Stop the Bickering and Start Planning to Blunt the Airport Crunch

By Jane Holtz Kay

Membership in the frequent-flyer fraternity isn't what it used to be. Not since the Wright brothers took off from Kitty Hawk have we had tighter squeezes, sparser seating, grimmer eating, and more en route or takeoff delays. A low ceiling has taken on new meanings.

Last month, Chicago passengers hit that ceiling over delays; this month, New York put a lid on its ceiling for more flights out of LaGuardia and Kennedy. But if those ceilings are low, there is one that is still lower in this town: the ceiling for civility, community, and cooperation in working out a transportation policy.

Cities and towns are not only involved in a war of the airways against more planes and runways, but enjoined with each other in what has become a class war and contest of historic upmanship. On your east, witness besieged East Boston et al., clamoring that they have had enough noise attacks from Logan.

On your north, observe the greener climes of Concord hollering at us. In the struggle for the wild blue yonder, it is not whether we should suffer the latest assault by yet more airplanes and runways but which.

Which place is more worthy of peace and quiet in the name of history and equity.

Is it the fields below Hanscom's air path above Lexington and Concord where the militia marched over the rude bridge that arched the flood? Or the sacred soil under Logan's planes where the tea was heaved into the water and the Boston Massacre galvanized colonialists?

Which zone is worthy of peace and quiet in the name of equity and social justice? Is it the eternally embattled midscale citizens of the hub, or the threatened upscale inhabitants of Concord and kin on their suburban landscape? Well, thank you, but please allow me to circle none of the above.

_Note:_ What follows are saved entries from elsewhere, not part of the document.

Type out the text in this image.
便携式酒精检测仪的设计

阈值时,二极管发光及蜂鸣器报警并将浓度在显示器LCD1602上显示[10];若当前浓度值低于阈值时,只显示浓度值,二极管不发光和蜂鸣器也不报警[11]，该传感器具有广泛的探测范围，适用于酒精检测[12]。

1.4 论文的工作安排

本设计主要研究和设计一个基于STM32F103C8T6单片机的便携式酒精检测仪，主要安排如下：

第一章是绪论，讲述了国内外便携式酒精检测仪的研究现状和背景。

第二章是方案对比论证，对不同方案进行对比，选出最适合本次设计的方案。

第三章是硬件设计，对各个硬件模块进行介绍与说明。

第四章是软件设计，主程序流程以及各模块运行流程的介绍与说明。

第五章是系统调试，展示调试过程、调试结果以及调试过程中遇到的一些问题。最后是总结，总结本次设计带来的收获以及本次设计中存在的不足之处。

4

As someone who has suffered more hours waiting inside airplane terminals than flying inside airplanes lately, as someone who knows Massports noise abatement telephone number by heart - and, more important, as someone who has watched the chaos and fragmentation of transportation decisions by muddle-headed officials, active and retired alike in this state - let me utter a plague on all these planes and partisans.

More positively, let us all ask for something more: for the chance to end today's turf wars and seek transportation policies grounded in a future of economic and equitable responsibility.

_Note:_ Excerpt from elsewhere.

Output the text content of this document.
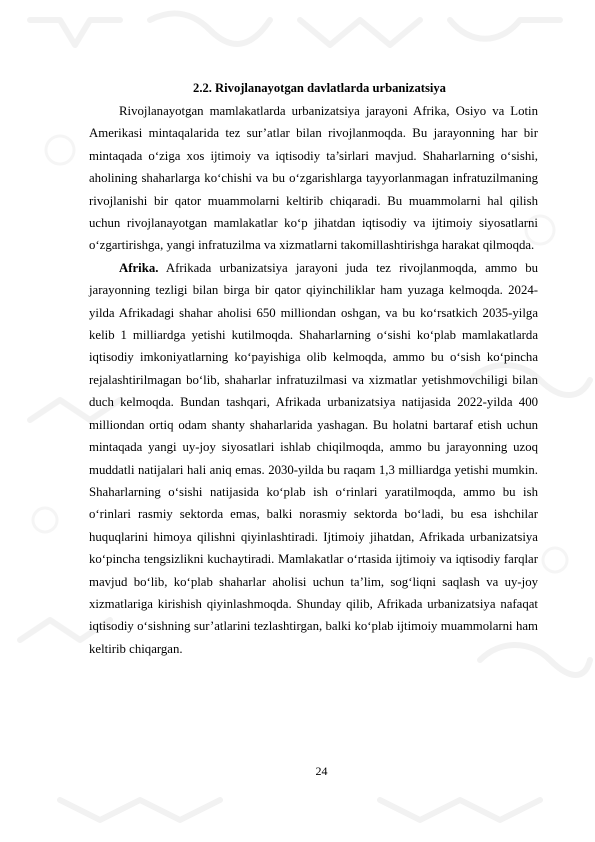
2.2. Rivojlanayotgan davlatlarda urbanizatsiya

Rivojlanayotgan mamlakatlarda urbanizatsiya jarayoni Afrika, Osiyo va Lotin Amerikasi mintaqalarida tez sur’atlar bilan rivojlanmoqda. Bu jarayonning har bir mintaqada o‘ziga xos ijtimoiy va iqtisodiy ta’sirlari mavjud. Shaharlarning o‘sishi, aholining shaharlarga ko‘chishi va bu o‘zgarishlarga tayyorlanmagan infratuzilmaning rivojlanishi bir qator muammolarni keltirib chiqaradi. Bu muammolarni hal qilish uchun rivojlanayotgan mamlakatlar ko‘p jihatdan iqtisodiy va ijtimoiy siyosatlarni o‘zgartirishga, yangi infratuzilma va xizmatlarni takomillashtirishga harakat qilmoqda.

Afrika. Afrikada urbanizatsiya jarayoni juda tez rivojlanmoqda, ammo bu jarayonning tezligi bilan birga bir qator qiyinchiliklar ham yuzaga kelmoqda. 2024-yilda Afrikadagi shahar aholisi 650 milliondan oshgan, va bu ko‘rsatkich 2035-yilga kelib 1 milliardga yetishi kutilmoqda. Shaharlarning o‘sishi ko‘plab mamlakatlarda iqtisodiy imkoniyatlarning ko‘payishiga olib kelmoqda, ammo bu o‘sish ko‘pincha rejalashtirilmagan bo‘lib, shaharlar infratuzilmasi va xizmatlar yetishmovchiligi bilan duch kelmoqda. Bundan tashqari, Afrikada urbanizatsiya natijasida 2022-yilda 400 milliondan ortiq odam shanty shaharlarida yashagan. Bu holatni bartaraf etish uchun mintaqada yangi uy-joy siyosatlari ishlab chiqilmoqda, ammo bu jarayonning uzoq muddatli natijalari hali aniq emas. 2030-yilda bu raqam 1,3 milliardga yetishi mumkin. Shaharlarning o‘sishi natijasida ko‘plab ish o‘rinlari yaratilmoqda, ammo bu ish o‘rinlari rasmiy sektorda emas, balki norasmiy sektorda bo‘ladi, bu esa ishchilar huquqlarini himoya qilishni qiyinlashtiradi. Ijtimoiy jihatdan, Afrikada urbanizatsiya ko‘pincha tengsizlikni kuchaytiradi. Mamlakatlar o‘rtasida ijtimoiy va iqtisodiy farqlar mavjud bo‘lib, ko‘plab shaharlar aholisi uchun ta’lim, sog‘liqni saqlash va uy-joy xizmatlariga kirishish qiyinlashmoqda. Shunday qilib, Afrikada urbanizatsiya nafaqat iqtisodiy o‘sishning sur’atlarini tezlashtirgan, balki ko‘plab ijtimoiy muammolarni ham keltirib chiqargan.

24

Better rail is the first way to ease air congestion and Acela, the high-speed Amtrak train, is close to the gate.

Not only will its three-hour trip to New York relieve as much as 30 percent of Logan's traffic and siphon folks to downtown and Route 128 rail terminals, but it will attract more riders and service from other New Englanders. Only last week, Burlington, Vt., and Portland were given funding for corridors to use this high-speed train to Boston.

Will enough trains come to connect these corridors and cut down air traffic? On one condition. If we support them with the single most important transportation project in the state and region: the North-South Rail Link allowing them and us travelers and commuters a through route from North to South Station and onwards.

With the link, passengers from all New England can make their way seamlessly along the entire route ... and plane traffic tapers down.

But only if you build it - only if we finance the rail tunnel's missing link in the slot awaiting beneath the Big Dig. Today, the vital step, the long-dawdling Major Investment Study to analyze that financing is still stalled.

Ahh, yes, financing. Boston, we know, is smothering from the costs of the Big Dig, of course. But the city and state don't have to go it alone on this rail project. All New England has an interest in this tunnel out of our troubles; both sectors public and private, share that interest.

While the Midwest's new highspeed rail initiatives and California's passenger train growth are showing us how, the state is running in reverse.

Its plans, multi-billion dollar Urban Ring (around), a parking-lot studded, car magnet that harks back to the deplored and defeated Inner Belt and the Seaport's impotent $2 billion Silverline bus folly are amateurish and inept.

The slowness to fund a smooth-moving rail link is not about financial scarcity, in the end. It is about financing gone amok on such silly willy-nilly dead end projects plus a glut of local highway pork small and deadly like Route 3's environmentally pernicious South Shore road-widening.

We can do better. If we can't just call a moratorium to the auto-air age solutions that have us stuck in air and ground traffic, at the least we can cut the small planes and obey the injunction to study all alternatives before we fly.

The FAA has never engaged in a comprehensive airside demand study of the larger Northeast region. Like the highway gang, the airline band skips exploring alternatives that make expansion into the community the last resort.

Thus, our sad, impacted citizens resort to class and civil warfare instead of allying for better access and mobility. Our ancestors knew better.

Call out the militia. United we conquer, divided we fall prey to today's attack on land, sea and air.


From the Boston Globe, op ed page editorial, October 21, 2000.